Tuesday, January 08, 2008

 

A Rube Goldberg Machine


About 10 minutes ago my sister made me aware of this fantastic article from Time Magazine titled "Death Penalty Walking" written by David Von Drehle. I am embarrassed to say that she found it before me, but, she writes for Time Inc. so she has a slight advantage. You can read the article HERE. The article, spurred by the US Supreme Court case, gives a comprehensive review of the problems plaguing this public policy as well as discussion into lethal injection and the importance of Baze v. Rees.

On the method of executions:

"In a perfect world, perhaps, the government wouldn't wait 30 years and several hundred executions to determine whether an execution method makes sense. But the world of capital punishment has never been that sort of place. This weighty moral issue, expressive of some of our society's deeply held values, involves a lot of winging it. In 1990, for instance, a sponge used in the headpiece of Florida's electric chair wore out. There's no factory or parts catalog for execution devices, so the prison sent a guy to pick up a sponge at the store. Problem was, he bought a synthetic sponge instead of a genuine sea sponge, and when Jesse Tafero was strapped in, his head caught fire. Florida officials diagnosed the problem afterward by testing a similar sponge in a toaster."

Does this really surprise anyone? Well, let me rephrase, does this surprise anyone already familiar with how bungled up the death penalty is?

On lethal injection's inception:

"In comparison, lethal injection sounds more scientific--almost therapeutic--but its history is as improvised as that supermarket sponge. In 1977 an Oklahoma lawmaker sketched the protocol on a notepad with the help of a medical examiner. More research has gone into the proper way to brush your teeth."

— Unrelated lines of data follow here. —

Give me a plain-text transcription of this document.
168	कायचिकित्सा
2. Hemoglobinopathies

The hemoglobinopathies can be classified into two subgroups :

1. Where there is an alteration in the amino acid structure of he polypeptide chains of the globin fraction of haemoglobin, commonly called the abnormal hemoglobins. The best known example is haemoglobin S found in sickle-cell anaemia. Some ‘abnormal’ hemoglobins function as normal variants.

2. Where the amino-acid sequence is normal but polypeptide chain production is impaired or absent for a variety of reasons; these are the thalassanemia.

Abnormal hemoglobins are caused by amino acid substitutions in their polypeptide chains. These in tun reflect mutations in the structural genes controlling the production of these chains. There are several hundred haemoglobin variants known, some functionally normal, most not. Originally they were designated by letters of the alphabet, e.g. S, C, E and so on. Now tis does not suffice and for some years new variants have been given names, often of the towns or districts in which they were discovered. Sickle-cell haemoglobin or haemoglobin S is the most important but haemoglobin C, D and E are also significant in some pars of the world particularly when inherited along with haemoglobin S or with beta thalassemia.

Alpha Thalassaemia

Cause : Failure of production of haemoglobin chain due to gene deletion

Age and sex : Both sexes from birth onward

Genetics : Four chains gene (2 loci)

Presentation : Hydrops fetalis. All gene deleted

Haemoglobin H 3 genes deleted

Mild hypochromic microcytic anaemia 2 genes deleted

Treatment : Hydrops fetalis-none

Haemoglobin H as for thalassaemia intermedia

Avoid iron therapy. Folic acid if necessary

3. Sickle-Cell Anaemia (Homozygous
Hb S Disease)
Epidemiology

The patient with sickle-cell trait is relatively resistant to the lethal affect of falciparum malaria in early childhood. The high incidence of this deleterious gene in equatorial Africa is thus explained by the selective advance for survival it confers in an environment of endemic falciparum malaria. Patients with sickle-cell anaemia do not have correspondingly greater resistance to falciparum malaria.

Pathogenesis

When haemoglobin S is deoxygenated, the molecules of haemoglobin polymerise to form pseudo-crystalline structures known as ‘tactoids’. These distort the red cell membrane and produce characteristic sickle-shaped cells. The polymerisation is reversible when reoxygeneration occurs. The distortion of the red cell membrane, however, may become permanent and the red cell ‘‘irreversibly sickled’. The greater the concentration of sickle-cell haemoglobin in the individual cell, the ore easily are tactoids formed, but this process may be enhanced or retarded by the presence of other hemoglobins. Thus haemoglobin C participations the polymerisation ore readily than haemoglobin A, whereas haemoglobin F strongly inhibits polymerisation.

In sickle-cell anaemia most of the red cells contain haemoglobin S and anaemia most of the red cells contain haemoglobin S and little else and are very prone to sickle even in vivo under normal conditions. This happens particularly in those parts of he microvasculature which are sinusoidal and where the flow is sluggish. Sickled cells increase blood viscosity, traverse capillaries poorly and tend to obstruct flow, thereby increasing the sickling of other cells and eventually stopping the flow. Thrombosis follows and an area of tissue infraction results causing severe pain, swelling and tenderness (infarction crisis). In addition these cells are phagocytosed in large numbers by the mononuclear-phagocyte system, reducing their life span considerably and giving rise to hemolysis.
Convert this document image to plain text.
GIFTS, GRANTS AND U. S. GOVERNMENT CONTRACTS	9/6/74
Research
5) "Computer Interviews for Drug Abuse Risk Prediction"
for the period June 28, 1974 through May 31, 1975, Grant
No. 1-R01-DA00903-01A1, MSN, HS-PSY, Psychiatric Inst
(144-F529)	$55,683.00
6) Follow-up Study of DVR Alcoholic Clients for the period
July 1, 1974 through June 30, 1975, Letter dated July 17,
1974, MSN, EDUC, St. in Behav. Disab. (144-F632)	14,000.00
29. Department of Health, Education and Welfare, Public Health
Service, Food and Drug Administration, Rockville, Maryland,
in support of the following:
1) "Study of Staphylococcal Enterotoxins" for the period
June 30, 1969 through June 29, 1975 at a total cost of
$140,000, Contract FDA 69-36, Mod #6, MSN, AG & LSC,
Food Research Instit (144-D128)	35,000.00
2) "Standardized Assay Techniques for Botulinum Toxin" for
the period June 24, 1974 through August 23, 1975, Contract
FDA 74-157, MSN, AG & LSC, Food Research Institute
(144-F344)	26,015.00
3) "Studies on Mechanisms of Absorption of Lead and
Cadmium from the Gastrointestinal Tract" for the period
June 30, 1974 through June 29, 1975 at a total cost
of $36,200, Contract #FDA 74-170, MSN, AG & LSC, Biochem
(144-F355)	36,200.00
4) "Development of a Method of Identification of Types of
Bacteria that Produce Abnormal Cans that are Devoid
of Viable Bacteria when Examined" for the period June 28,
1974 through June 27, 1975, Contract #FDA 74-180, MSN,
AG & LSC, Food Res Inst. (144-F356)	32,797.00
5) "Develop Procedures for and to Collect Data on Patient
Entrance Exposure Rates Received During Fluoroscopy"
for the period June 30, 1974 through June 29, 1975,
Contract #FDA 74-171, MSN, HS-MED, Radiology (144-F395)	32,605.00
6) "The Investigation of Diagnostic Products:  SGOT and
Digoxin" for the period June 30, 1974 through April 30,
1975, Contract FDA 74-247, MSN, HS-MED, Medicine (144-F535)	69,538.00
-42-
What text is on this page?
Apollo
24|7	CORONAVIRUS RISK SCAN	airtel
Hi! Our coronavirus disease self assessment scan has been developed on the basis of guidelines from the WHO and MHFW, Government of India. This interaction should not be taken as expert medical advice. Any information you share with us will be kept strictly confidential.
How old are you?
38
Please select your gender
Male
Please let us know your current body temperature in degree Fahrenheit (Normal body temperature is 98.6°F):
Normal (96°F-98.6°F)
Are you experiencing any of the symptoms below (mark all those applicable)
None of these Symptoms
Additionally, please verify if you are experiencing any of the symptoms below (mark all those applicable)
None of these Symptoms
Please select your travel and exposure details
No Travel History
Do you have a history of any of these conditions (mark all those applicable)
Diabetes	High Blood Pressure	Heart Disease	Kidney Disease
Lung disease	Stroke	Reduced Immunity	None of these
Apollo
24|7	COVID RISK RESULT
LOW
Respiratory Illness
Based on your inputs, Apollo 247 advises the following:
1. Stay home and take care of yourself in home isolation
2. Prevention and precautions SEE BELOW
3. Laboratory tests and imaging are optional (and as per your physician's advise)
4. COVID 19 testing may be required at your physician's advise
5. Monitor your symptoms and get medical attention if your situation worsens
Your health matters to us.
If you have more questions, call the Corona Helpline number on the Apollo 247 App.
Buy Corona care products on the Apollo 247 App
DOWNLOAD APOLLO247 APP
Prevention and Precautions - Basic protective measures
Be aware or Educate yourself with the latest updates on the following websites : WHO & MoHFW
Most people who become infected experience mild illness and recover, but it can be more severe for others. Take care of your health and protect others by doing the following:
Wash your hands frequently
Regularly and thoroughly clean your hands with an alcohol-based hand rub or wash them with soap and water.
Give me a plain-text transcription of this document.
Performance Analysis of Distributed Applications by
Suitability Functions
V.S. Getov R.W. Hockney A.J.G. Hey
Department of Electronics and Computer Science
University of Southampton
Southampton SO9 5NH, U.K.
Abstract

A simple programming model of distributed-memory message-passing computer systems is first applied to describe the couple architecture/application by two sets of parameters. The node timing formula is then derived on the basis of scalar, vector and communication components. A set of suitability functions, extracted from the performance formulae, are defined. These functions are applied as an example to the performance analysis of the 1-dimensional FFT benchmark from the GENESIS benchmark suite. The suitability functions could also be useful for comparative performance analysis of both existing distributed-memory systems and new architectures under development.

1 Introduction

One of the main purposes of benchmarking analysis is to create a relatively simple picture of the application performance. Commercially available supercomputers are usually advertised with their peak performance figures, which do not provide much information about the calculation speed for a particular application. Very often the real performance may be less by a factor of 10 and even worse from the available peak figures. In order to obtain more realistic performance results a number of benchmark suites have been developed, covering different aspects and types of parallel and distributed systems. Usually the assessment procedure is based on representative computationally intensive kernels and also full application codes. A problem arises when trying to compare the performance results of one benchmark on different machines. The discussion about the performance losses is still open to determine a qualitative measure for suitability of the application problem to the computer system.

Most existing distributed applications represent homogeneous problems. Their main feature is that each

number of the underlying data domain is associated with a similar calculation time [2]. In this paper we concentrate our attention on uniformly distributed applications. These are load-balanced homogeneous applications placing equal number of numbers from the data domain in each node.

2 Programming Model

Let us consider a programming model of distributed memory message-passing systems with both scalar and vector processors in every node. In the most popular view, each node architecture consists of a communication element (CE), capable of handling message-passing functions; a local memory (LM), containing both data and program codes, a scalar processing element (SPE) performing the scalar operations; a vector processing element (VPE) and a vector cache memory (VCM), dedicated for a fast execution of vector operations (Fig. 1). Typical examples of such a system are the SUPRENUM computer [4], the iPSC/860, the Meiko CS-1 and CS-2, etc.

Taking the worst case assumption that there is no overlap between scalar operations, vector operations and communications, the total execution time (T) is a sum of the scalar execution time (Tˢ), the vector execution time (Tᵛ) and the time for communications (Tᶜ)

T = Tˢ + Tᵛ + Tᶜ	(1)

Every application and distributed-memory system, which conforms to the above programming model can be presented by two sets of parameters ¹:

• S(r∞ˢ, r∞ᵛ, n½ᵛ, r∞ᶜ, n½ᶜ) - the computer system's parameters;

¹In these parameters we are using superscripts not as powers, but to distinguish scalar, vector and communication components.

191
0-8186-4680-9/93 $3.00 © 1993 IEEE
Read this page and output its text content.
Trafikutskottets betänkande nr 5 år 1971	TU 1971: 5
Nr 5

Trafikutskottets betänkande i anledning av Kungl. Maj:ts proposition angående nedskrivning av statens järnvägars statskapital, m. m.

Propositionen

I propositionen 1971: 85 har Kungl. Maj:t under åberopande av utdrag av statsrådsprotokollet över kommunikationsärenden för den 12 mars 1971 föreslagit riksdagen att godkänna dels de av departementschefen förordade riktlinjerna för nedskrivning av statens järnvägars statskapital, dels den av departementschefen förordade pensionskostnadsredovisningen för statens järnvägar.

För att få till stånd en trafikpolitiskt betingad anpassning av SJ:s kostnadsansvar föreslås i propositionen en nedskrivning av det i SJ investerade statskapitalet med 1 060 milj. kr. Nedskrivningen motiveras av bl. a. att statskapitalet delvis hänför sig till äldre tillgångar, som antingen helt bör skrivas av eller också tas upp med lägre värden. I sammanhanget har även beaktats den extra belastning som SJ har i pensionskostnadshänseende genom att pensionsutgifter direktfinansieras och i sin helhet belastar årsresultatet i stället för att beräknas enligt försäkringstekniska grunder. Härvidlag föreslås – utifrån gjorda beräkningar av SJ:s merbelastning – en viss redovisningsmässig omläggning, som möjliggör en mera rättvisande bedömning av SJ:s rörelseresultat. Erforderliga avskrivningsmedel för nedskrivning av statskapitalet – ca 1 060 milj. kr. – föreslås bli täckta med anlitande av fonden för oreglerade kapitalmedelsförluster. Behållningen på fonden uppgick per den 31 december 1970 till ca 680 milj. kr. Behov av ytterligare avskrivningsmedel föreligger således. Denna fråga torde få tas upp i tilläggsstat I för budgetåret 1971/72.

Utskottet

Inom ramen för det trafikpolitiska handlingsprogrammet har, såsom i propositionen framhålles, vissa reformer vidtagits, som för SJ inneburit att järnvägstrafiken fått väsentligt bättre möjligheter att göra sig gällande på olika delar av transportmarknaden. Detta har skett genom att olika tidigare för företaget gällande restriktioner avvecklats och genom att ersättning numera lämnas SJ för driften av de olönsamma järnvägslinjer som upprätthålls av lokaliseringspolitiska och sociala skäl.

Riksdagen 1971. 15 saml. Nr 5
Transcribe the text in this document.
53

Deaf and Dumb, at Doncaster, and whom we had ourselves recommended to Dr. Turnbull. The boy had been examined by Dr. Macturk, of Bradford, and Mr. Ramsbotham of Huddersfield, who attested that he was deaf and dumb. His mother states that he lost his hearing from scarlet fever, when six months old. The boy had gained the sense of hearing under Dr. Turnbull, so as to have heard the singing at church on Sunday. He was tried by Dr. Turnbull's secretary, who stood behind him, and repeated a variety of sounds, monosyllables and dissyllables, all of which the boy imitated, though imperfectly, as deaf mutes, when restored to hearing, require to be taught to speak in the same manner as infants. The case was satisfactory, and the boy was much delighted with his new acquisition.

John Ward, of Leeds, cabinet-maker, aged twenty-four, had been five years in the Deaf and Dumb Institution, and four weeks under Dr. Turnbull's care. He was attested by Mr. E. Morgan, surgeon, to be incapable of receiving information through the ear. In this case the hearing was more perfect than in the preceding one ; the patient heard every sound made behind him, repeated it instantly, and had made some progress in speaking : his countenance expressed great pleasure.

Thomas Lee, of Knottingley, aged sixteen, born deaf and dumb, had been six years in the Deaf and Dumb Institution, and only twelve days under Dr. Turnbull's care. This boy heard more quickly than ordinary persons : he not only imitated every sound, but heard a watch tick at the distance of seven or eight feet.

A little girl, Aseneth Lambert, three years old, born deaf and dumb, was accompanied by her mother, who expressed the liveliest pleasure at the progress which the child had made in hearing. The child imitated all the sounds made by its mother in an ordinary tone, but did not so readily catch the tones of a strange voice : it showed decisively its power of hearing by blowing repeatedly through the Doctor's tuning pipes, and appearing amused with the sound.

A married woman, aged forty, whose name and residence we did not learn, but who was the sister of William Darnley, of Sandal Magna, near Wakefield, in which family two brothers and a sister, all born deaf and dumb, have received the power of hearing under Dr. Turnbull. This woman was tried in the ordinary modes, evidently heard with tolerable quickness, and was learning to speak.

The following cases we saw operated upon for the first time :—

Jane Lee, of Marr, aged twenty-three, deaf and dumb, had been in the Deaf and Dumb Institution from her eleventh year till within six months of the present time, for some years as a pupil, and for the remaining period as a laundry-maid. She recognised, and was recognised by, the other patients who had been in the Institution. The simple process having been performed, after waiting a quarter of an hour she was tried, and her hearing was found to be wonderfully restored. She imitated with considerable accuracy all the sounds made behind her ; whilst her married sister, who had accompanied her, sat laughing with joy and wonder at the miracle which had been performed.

From what I understand, one of the more compelling reasons that a 3 drug cocktail has been administered for so long is that officials felt it would be odd to use the same procedures on animals as on humans. Animals (sick ones) are fortunate enough to receive a one drug dose which kills them in a humane manner while humans (healthy ones) are given a concoction that was chosen because it was simply divergent than the animal practices.

Fix it or end it:

"The debate almost always comes down to the question of whether to fix it or end it. But these alternatives largely miss the reality. Every attempt to fix the death penalty bogs down in the same ambivalence. We add safeguards one day, then shortcut them the next. One government budget contains millions of dollars for prosecutions, while another department spends more millions to defend against them. Indeed, the very essence of ambiguity is our vain search for a bloodless, odorless, motionless, painless, foolproof mode of killing healthy people. No amount of patching changes the nature of a Rube Goldberg machine."

Reading that above made me think of sitting in on the committee meetings thus far here in Tennessee. Any attempt to fix it is of course a positive act and one that I would welcome, but, it would cost the state millions of dollars and (the article delves into this) open up new venues for death penalty attorneys to appeal their cases. I applaud Tennessee's efforts to study and fix the administration of the death penalty but as always, I will continue to advocate for abolition.

Uniqueness of Baze v. Rees

"There's nothing attractive about the specifics of the death chamber. In the arguments on Jan. 7, the Justices may hear descriptions of bloody surgeries, called cutdowns, performed by EMTs and less trained prison officials as they struggle to insert IV lines into the ruined veins of longtime drug abusers. Without a doctor present, it often falls to prison officials--sometimes watching from a separate room--to determine whether an inmate is unconscious or simply paralyzed as the searingly painful heart-stopping agent potassium chloride takes effect."

I'd like to think we live in a civilized society in the year 2008 but that paragraph conjures up thoughts up methods of torture from the Middle Ages. If we didn't have the death penalty we would not have to waste our time with this case, amending the methods, the appeals, etc. Also, family members of the victims would not receive false promises of retribution and closure that never comes. Instead, they could rest easy knowing from the very beginning that the murderer will be behind bars in terrible conditions for the rest of their natural life. If the death penalty were never an option in the first place, I believe victims would be better served.